18 Mayıs 2011 Çarşamba

Tezer Molası




zaman zaman kendimi tüm insanlıktan daha güçlü duyuyorum, ama kendimi aynı anda çıplaklıklardan sıyrılmaya çalışan ağaçlar kadar da bırakılmış duyuyorum. Özellikle ben'in, ben'i bıraktığı anlarda.




...artık bundan böyle acıları mutluluk olarak nitelendirmeye karar veriyorum.




"çevreyi tanımlamak değil, duygularla yaşamak gerekir..."


her varoluş kendisiyle birlikte ölümü getirmiyor mu?


Niçin dünyaya geldiğini biliyor musun? anlatmalısın, anlatmalısın, ayrıca acıkmalısın, susamalısın... sonun korkunç sefil olmalı! bunu biliyor musun?


"dünya nasıl olması gerekiyorsa öyle. kendi kendini kurtaramayanı hiç kimse kurtaramaz."

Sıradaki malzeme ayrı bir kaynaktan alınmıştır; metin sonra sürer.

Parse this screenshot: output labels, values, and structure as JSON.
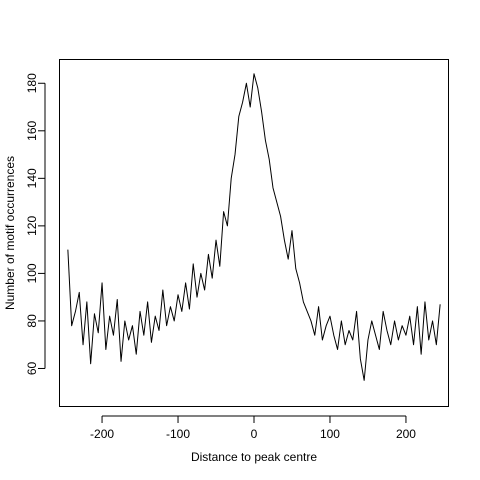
{
  "chart_data": {
    "type": "line",
    "xlabel": "Distance to peak centre",
    "ylabel": "Number of motif occurrences",
    "xlim": [
      -256,
      256
    ],
    "ylim": [
      44,
      190
    ],
    "x_ticks": [
      -200,
      -100,
      0,
      100,
      200
    ],
    "y_ticks": [
      60,
      80,
      100,
      120,
      140,
      160,
      180
    ],
    "x_tick_labels": [
      "-200",
      "-100",
      "0",
      "100",
      "200"
    ],
    "y_tick_labels": [
      "60",
      "80",
      "100",
      "120",
      "140",
      "160",
      "180"
    ],
    "series_color": "#000000",
    "series": [
      {
        "x": [
          -245,
          -240,
          -235,
          -230,
          -225,
          -220,
          -215,
          -210,
          -205,
          -200,
          -195,
          -190,
          -185,
          -180,
          -175,
          -170,
          -165,
          -160,
          -155,
          -150,
          -145,
          -140,
          -135,
          -130,
          -125,
          -120,
          -115,
          -110,
          -105,
          -100,
          -95,
          -90,
          -85,
          -80,
          -75,
          -70,
          -65,
          -60,
          -55,
          -50,
          -45,
          -40,
          -35,
          -30,
          -25,
          -20,
          -15,
          -10,
          -5,
          0,
          5,
          10,
          15,
          20,
          25,
          30,
          35,
          40,
          45,
          50,
          55,
          60,
          65,
          70,
          75,
          80,
          85,
          90,
          95,
          100,
          105,
          110,
          115,
          120,
          125,
          130,
          135,
          140,
          145,
          150,
          155,
          160,
          165,
          170,
          175,
          180,
          185,
          190,
          195,
          200,
          205,
          210,
          215,
          220,
          225,
          230,
          235,
          240,
          245
        ],
        "values": [
          110,
          78,
          84,
          92,
          70,
          88,
          62,
          83,
          75,
          96,
          68,
          82,
          74,
          89,
          63,
          80,
          72,
          78,
          66,
          84,
          74,
          88,
          71,
          82,
          76,
          93,
          78,
          86,
          80,
          91,
          84,
          96,
          85,
          104,
          90,
          100,
          93,
          108,
          98,
          114,
          103,
          126,
          120,
          140,
          150,
          166,
          172,
          180,
          170,
          184,
          178,
          168,
          156,
          148,
          136,
          130,
          124,
          114,
          106,
          118,
          102,
          96,
          88,
          84,
          80,
          74,
          86,
          72,
          78,
          82,
          74,
          68,
          80,
          70,
          76,
          72,
          84,
          64,
          55,
          72,
          80,
          74,
          68,
          84,
          76,
          70,
          80,
          72,
          78,
          74,
          82,
          70,
          86,
          66,
          88,
          72,
          80,
          70,
          87
        ]
      }
    ]
  }
}
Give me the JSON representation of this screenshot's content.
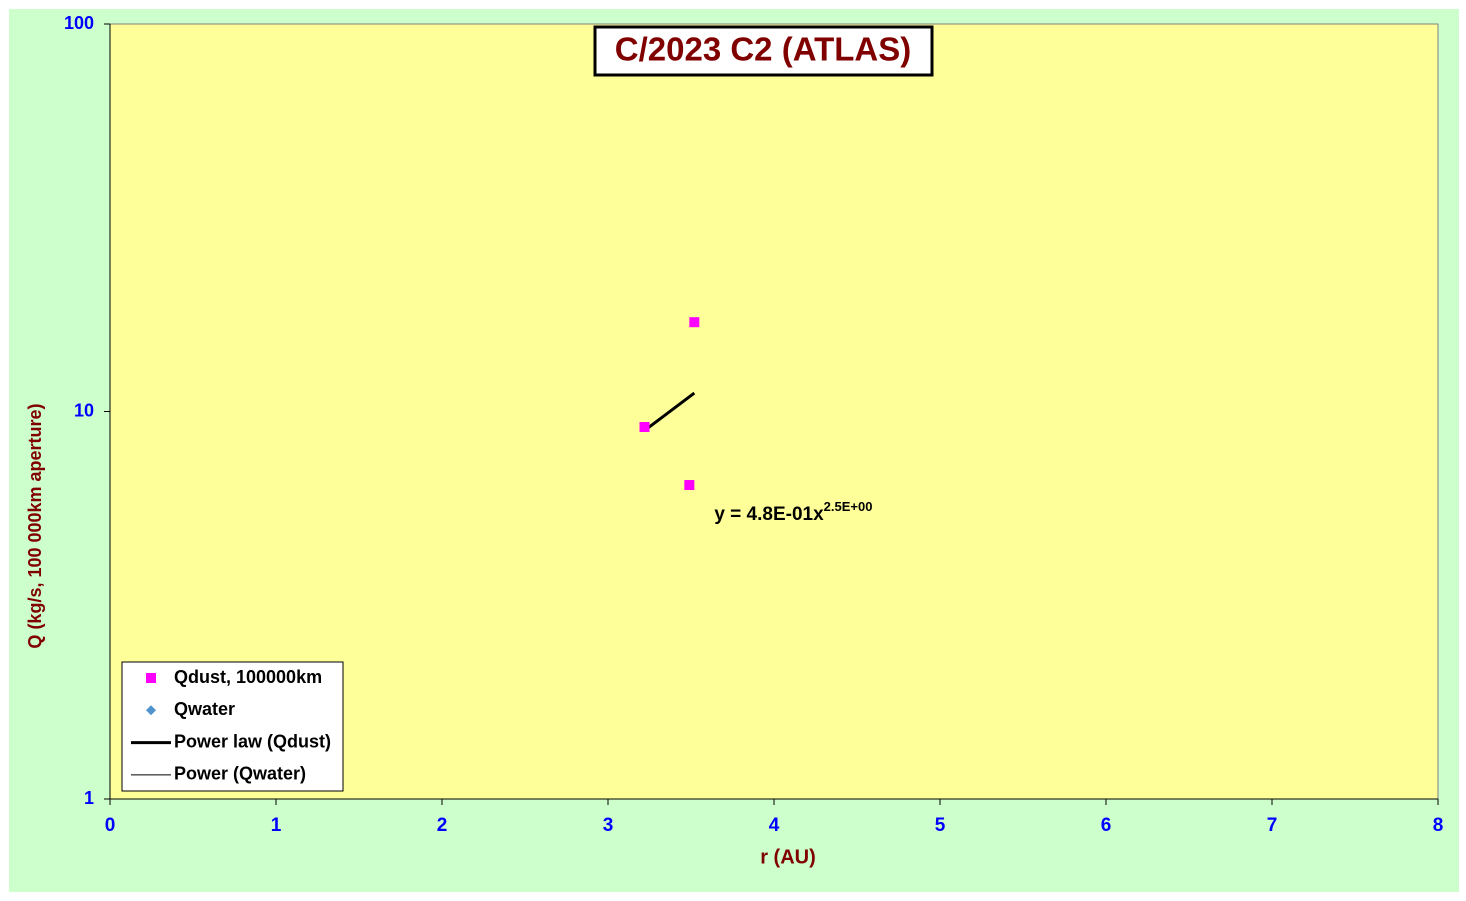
{
  "chart_data": {
    "type": "scatter",
    "title": "C/2023 C2 (ATLAS)",
    "xlabel": "r (AU)",
    "ylabel": "Q (kg/s, 100 000km aperture)",
    "xlim": [
      0,
      8
    ],
    "xticks": [
      0,
      1,
      2,
      3,
      4,
      5,
      6,
      7,
      8
    ],
    "ylim": [
      1,
      100
    ],
    "yticks": [
      1,
      10,
      100
    ],
    "yscale": "log",
    "series": [
      {
        "name": "Qdust, 100000km",
        "color": "#ff00ff",
        "marker": "square",
        "x": [
          3.22,
          3.52,
          3.49
        ],
        "values": [
          9.12,
          17.0,
          6.46
        ]
      },
      {
        "name": "Qwater",
        "color": "#4f94cd",
        "marker": "diamond",
        "x": [],
        "values": []
      }
    ],
    "trendlines": [
      {
        "name": "Power law (Qdust)",
        "color": "#000000",
        "width": 3,
        "x": [
          3.22,
          3.52
        ],
        "values": [
          8.93,
          11.16
        ],
        "equation": {
          "text": "y = 4.8E-01x",
          "exponent": "2.5E+00"
        }
      },
      {
        "name": "Power (Qwater)",
        "color": "#000000",
        "width": 1,
        "x": [],
        "values": []
      }
    ]
  }
}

...tüm yorgunlukların yarattığı aşırı dirilik...


her köşe, her cadde öyle dolu, öyle dolu, öyle dolu ve bu doluluk içinde öyle boş, öyle boş, öyle boş ki...

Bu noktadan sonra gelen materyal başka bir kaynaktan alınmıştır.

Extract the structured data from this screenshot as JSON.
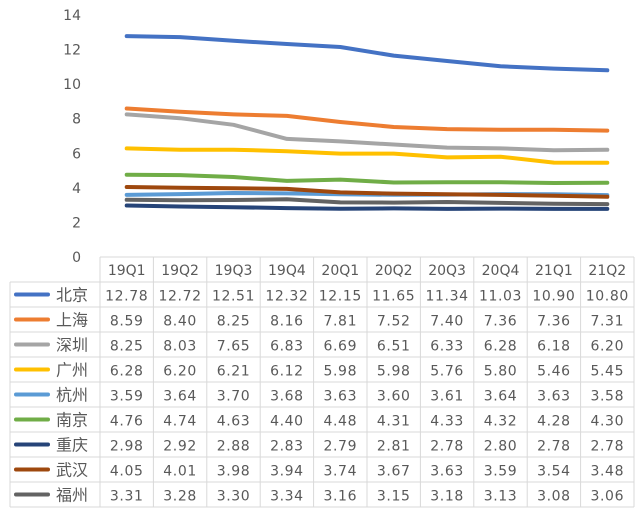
{
  "chart_data": {
    "type": "line",
    "title": "",
    "xlabel": "",
    "ylabel": "",
    "ylim": [
      0,
      14
    ],
    "yticks": [
      0,
      2,
      4,
      6,
      8,
      10,
      12,
      14
    ],
    "grid": false,
    "legend": "data-table",
    "categories": [
      "19Q1",
      "19Q2",
      "19Q3",
      "19Q4",
      "20Q1",
      "20Q2",
      "20Q3",
      "20Q4",
      "21Q1",
      "21Q2"
    ],
    "series": [
      {
        "name": "北京",
        "color": "#4472C4",
        "values": [
          12.78,
          12.72,
          12.51,
          12.32,
          12.15,
          11.65,
          11.34,
          11.03,
          10.9,
          10.8
        ]
      },
      {
        "name": "上海",
        "color": "#ED7D31",
        "values": [
          8.59,
          8.4,
          8.25,
          8.16,
          7.81,
          7.52,
          7.4,
          7.36,
          7.36,
          7.31
        ]
      },
      {
        "name": "深圳",
        "color": "#A5A5A5",
        "values": [
          8.25,
          8.03,
          7.65,
          6.83,
          6.69,
          6.51,
          6.33,
          6.28,
          6.18,
          6.2
        ]
      },
      {
        "name": "广州",
        "color": "#FFC000",
        "values": [
          6.28,
          6.2,
          6.21,
          6.12,
          5.98,
          5.98,
          5.76,
          5.8,
          5.46,
          5.45
        ]
      },
      {
        "name": "杭州",
        "color": "#5B9BD5",
        "values": [
          3.59,
          3.64,
          3.7,
          3.68,
          3.63,
          3.6,
          3.61,
          3.64,
          3.63,
          3.58
        ]
      },
      {
        "name": "南京",
        "color": "#70AD47",
        "values": [
          4.76,
          4.74,
          4.63,
          4.4,
          4.48,
          4.31,
          4.33,
          4.32,
          4.28,
          4.3
        ]
      },
      {
        "name": "重庆",
        "color": "#264478",
        "values": [
          2.98,
          2.92,
          2.88,
          2.83,
          2.79,
          2.81,
          2.78,
          2.8,
          2.78,
          2.78
        ]
      },
      {
        "name": "武汉",
        "color": "#9E480E",
        "values": [
          4.05,
          4.01,
          3.98,
          3.94,
          3.74,
          3.67,
          3.63,
          3.59,
          3.54,
          3.48
        ]
      },
      {
        "name": "福州",
        "color": "#636363",
        "values": [
          3.31,
          3.28,
          3.3,
          3.34,
          3.16,
          3.15,
          3.18,
          3.13,
          3.08,
          3.06
        ]
      }
    ]
  }
}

nereye gitmek istiyorum ki. nereye gidebilirim ki. sürekli gitmek istemek de, bir yerde, hiçbir yerde olmak istemek değil mi?


denizin dümdüz yüzeyi boyunca sonsuza dek böyle gidebileceği duygusuna kapıldı.


tek günah insanın kendi yaptığını kavrayamamasıdır.


oysa ben tüm yaşamı gökyüzü altında bir tatil olarak görüyorum..


her zaman yabancı insanlar bize dostlarımızdan daha çok sunan, veren kişiler. öyleyse yaşamımızı neden yalnız yabancılar arasında geçirmiyoruz.